Two points here: a conceptual explanation and a syntax explanation. First, the concept....
The idea is that the structure contains some stuff (the "info" part, which can be as long or short as you'd like) and since this is a binary tree also two pointers to (usually) other such structures. The pointers are themselves just more of the data contained inside. Nothing special. You could, if you wanted, define a third such pointer... or more... or even less. (One less would mean something like a linked list.)
Just for grins, let me show you a similar structure but used for a doubly linked list:
struct node {
int info;
struct node *prev;
struct node *next;
};
It's the same structure, really. But it does something COMPLETELY different.
How does the compiler know the difference? It doesn't. It has no idea. So far as the compiler is concerned, they are the exact same memory footprint and the variables have exactly the same semantic meaning, as well. There is no difference to the compiler. The difference comes ONLY in how YOU decide to use it.
In the binary tree case, your code will make certain that the 'left' and 'right' elements within each structure ONLY point to two OTHER structures (not itself, for example) and other code you write to traverse the binary tree will operate on the assumption that this is a tree structure. It's the code you write, in other words, which makes this a binary tree and not a doubly linked list.
By the way, it is possible to turn a binary tree into a directed acyclic graph (dag) by simply allowing the left or right pointers to point to structures that are also pointed at by other nodes, as well. In other words, there may be (but do not have to be) multiple paths from the root node to some other node. Again, this is just a matter of what YOU do with your structures. The compiler doesn't care, one way or the other.
...
Second point about syntax...
When you wanted a pointer to a structure, C allowed you to write that readily. But in this case, the structure isn't even declared yet. C is still reading the structure when it gets to the variables that need to point to the structure (not declared, quite yet.) C is able, though, to use the preceding "struct node" that started the structure when declaring variables within the structure. Which is nice. I think there was a time when it complained to me about this.

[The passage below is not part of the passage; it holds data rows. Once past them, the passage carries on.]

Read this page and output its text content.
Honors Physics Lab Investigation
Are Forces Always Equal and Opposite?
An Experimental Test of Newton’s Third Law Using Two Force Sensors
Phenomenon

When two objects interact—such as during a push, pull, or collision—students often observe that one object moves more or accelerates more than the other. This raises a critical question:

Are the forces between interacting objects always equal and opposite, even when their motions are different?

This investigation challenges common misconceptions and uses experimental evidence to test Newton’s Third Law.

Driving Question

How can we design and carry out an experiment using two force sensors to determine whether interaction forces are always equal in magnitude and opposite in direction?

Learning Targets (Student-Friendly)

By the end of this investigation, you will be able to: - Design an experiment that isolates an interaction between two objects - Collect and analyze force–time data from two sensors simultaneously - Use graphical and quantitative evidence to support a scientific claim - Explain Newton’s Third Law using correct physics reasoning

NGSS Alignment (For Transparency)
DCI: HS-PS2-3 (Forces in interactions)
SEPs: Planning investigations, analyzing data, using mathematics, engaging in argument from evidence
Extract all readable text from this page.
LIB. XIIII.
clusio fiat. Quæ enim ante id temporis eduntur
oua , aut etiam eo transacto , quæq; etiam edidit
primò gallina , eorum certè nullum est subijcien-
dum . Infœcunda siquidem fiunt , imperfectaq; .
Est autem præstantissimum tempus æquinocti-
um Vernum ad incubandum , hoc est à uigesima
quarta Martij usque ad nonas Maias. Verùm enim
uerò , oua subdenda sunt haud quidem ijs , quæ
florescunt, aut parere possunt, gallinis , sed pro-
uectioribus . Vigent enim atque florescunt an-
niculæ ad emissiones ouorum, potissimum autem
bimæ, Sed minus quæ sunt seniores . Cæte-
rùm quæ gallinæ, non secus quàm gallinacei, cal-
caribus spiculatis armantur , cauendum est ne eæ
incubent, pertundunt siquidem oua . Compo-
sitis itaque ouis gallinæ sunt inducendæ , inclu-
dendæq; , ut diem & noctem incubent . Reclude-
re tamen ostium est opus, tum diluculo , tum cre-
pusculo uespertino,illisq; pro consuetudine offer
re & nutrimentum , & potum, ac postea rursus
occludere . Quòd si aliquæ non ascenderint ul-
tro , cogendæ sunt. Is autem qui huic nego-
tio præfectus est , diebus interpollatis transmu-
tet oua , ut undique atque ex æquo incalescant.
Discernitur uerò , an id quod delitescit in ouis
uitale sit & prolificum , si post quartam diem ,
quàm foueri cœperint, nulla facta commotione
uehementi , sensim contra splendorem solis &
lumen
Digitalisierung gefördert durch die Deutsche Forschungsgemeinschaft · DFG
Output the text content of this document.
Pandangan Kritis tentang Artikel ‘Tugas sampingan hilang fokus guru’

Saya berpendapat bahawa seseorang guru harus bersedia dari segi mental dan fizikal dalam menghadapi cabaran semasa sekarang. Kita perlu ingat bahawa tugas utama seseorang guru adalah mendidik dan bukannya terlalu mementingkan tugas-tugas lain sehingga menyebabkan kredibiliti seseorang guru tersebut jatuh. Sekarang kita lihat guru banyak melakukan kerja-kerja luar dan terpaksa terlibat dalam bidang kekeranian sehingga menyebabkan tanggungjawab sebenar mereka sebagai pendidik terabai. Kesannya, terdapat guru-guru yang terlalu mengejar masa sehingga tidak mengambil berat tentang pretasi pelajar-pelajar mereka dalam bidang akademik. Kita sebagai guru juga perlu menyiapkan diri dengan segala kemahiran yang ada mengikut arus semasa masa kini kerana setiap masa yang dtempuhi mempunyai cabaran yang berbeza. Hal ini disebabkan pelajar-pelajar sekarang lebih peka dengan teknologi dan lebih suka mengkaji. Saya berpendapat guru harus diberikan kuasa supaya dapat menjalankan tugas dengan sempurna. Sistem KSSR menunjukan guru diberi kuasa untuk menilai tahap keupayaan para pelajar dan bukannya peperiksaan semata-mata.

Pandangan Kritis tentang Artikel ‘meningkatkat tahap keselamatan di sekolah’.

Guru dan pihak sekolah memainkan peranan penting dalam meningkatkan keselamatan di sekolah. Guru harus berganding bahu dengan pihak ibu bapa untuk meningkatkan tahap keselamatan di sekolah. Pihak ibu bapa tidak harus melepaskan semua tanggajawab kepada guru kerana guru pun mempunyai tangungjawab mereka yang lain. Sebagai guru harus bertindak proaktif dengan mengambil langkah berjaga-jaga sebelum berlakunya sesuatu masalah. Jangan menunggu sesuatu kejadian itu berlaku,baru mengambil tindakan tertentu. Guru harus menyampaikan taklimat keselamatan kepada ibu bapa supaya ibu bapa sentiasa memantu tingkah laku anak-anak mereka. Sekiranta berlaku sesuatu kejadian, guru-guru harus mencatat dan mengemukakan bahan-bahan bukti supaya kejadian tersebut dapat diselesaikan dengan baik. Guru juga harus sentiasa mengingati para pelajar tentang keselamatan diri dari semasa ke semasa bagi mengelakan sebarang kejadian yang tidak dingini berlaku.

Suppose you needed two different structures that pointed to each other: struct A and struct B. How would you do that? Something like this:
struct B;
struct A {
int info;
struct B *left;
struct B *right;
};
struct B {
double otherinfo;
struct A *left;
struct A *right;
};
Note that you don't actually have to completely specify a struct before using it, if you are talking about pointers to one. Pointers can be completely specified without actually knowing what they point at, because the size is still knowable even if the specific elements with it aren't yet known. Once the above has been seen by the compiler, it then knows all it needs to know to proceed when it sees code using them.